Writer: Titas Halder
Director: Annie Kershaw
Genesis Future Director’s Award winner Annie Kershaw takes the reins of Titas Halder’s latest play, Foal, and delivers magnificently. Halder’s first play, Run the Beast Down, also debuted at Finborough Theatre and received five stars from us. Rising star Halder proves once again he is a name to be reckoned with. In fact, this play might cement his status as a star already risen and firmly established in London theatre.
Foul follows A.K. as he takes us through his childhood in the UK, growing up with Indian parents in an increasingly hostile Britain, dealing with racism, teenage angst, and crushing pressure from his family. The production starts with schoolyard bullying and young love interests, and ends in a crescendo of violence and masculine validation. A man in his 30s recounts his life in a play that is painfully relatable to anyone who grew up in the UK in the wake of 9/11. The play is set largely in the noughties, and references the decade frequently, the good and the bad; Walkmans and Nokia bricks over iPhones, the BNP over the EDL. This play is universally applicable regardless of your nationality or political view, written fantastically and performed to perfection.

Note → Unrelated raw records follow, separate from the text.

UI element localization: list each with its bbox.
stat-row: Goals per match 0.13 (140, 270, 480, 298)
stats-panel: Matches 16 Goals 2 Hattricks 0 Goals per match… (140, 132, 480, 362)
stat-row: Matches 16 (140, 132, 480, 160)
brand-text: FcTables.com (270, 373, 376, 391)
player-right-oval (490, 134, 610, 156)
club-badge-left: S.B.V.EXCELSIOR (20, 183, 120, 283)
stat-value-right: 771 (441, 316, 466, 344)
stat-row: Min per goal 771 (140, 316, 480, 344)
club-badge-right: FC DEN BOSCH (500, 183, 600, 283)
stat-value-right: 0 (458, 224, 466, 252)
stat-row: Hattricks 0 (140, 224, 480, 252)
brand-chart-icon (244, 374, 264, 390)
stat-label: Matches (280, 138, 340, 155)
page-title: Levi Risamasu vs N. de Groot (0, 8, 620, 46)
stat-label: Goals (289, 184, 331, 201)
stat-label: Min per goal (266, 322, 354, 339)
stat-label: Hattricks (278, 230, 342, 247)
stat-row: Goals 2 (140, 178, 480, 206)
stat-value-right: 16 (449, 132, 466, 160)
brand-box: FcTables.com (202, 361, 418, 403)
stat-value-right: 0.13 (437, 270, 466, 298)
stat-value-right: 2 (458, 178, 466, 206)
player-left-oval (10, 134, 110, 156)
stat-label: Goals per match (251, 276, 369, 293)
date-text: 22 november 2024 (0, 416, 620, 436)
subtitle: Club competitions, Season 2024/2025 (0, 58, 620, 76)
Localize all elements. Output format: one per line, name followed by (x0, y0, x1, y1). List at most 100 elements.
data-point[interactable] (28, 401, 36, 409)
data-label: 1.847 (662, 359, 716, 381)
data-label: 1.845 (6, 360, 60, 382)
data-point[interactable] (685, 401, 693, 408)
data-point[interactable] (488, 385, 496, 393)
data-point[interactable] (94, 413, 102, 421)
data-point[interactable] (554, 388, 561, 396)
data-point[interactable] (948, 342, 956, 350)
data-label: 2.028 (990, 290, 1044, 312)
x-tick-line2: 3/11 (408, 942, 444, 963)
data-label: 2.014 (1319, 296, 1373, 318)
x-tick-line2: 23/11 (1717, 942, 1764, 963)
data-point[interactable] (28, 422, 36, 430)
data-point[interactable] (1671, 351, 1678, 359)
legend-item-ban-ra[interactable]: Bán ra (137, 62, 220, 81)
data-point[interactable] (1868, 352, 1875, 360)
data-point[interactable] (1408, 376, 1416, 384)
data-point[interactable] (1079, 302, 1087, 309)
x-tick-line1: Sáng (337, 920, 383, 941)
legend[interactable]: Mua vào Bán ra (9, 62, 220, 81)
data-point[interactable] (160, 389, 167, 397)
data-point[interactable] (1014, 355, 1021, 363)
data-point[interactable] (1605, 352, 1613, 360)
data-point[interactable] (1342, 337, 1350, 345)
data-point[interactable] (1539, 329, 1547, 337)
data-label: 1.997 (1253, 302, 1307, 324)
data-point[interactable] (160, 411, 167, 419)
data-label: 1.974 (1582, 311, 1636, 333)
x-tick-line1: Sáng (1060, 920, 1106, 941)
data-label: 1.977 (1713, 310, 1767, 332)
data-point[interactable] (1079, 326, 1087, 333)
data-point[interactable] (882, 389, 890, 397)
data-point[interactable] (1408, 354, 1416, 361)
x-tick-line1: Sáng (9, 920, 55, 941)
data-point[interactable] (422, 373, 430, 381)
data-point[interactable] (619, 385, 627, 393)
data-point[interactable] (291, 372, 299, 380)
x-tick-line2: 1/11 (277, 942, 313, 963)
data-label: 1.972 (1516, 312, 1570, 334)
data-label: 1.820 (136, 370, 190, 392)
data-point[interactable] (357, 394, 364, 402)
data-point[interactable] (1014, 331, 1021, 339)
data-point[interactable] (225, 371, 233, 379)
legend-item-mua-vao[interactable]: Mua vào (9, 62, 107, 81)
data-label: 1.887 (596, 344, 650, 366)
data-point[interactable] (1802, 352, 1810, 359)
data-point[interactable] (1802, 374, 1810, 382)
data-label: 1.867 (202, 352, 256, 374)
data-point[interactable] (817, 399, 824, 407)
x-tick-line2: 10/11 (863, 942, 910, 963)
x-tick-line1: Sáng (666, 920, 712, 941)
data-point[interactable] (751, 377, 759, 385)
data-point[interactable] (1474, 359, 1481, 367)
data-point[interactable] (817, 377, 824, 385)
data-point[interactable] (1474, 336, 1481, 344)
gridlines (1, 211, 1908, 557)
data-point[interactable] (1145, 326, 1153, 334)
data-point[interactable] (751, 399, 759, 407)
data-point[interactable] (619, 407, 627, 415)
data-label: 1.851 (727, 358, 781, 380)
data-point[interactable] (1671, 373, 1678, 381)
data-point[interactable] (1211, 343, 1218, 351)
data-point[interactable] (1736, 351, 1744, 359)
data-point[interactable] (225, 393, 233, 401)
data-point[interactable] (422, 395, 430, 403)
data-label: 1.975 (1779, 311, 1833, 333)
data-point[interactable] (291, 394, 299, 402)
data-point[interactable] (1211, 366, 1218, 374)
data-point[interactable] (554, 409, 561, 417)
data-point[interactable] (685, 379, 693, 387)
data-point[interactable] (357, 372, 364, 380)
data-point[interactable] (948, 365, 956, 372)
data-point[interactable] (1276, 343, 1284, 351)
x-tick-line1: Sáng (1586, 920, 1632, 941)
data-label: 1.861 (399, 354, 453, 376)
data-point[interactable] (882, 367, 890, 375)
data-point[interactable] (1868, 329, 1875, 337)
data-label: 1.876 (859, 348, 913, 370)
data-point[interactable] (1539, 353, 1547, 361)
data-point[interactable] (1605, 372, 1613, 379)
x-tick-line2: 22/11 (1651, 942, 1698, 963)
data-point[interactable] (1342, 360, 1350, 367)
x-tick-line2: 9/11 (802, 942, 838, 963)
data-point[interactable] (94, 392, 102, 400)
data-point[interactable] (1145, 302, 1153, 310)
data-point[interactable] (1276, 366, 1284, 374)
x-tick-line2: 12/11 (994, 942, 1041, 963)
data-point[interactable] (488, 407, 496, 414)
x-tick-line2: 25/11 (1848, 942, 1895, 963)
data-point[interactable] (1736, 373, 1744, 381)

Amar Chadha-Patel takes the only role as A.K., and is spectacular. Chadha-Patel came to acting relatively late, segueing over from a successful career as a director. After appearing on screen in several big titles, including Netflix’s Decameron and Disney+’s Willow, he has come to Finborough Theatre for his professional stage debut. Being the sole performer is no easy feat; every slip and mistake is noticed, but Chadha-Patel comes out with flying colours, giving off the natural confidence and charisma of a Mark Strong, or maybe even a Fassbender.
Despite the play just being one long monologue, it keeps the pace and keeps the audience enthralled, and Cara Evans’s set and costume design is tasteful and minimal; there is as much as there needs to be. The relationship between A.K. and his mother is a continuous, if heartbreaking, thread to the narrative, and the production largely deals with male-female and white-black relationships. However, for a play exploring the dangers of growing up in a hate-filled, xenophobic, masculine-dominated society, it certainly ends with all the gusto of a Steven Seagal movie. Karate chopping, revenge-thriller ending aside, it remains realistic and relatable throughout.
Foal dives into serious, thought-provoking contemporary topics and delivers tremendously; the audience is brought back in time and made to see what growing up Asian British was like during the height of the BNP, in parallel with incidents like the killing of Jean Charles de Menezes. Powerful, painful and fantastically current. With Louis Theroux’s Manosphere on everyone’s TVs, Tommy Robinson finding support in the hundreds of thousands, and Reform picking up votes across the country, now seems like the perfect time for a British Indian, or British Sikh Punjabi, in Chadha-Patel’s case, to be discussing racism, nationality, violence, and what it means to be a man.
The Royal Court Young Writer graduate ends his play with a Whitman, or perhaps a Mahler, reference, and is met with immediate applause. There is an old saying that if a play doesn’t have an interval, it’s because they knew the audience would leave if there was one. That is thankfully not the case with this exceptional piece of theatre, which runs straight through for about 90 minutes.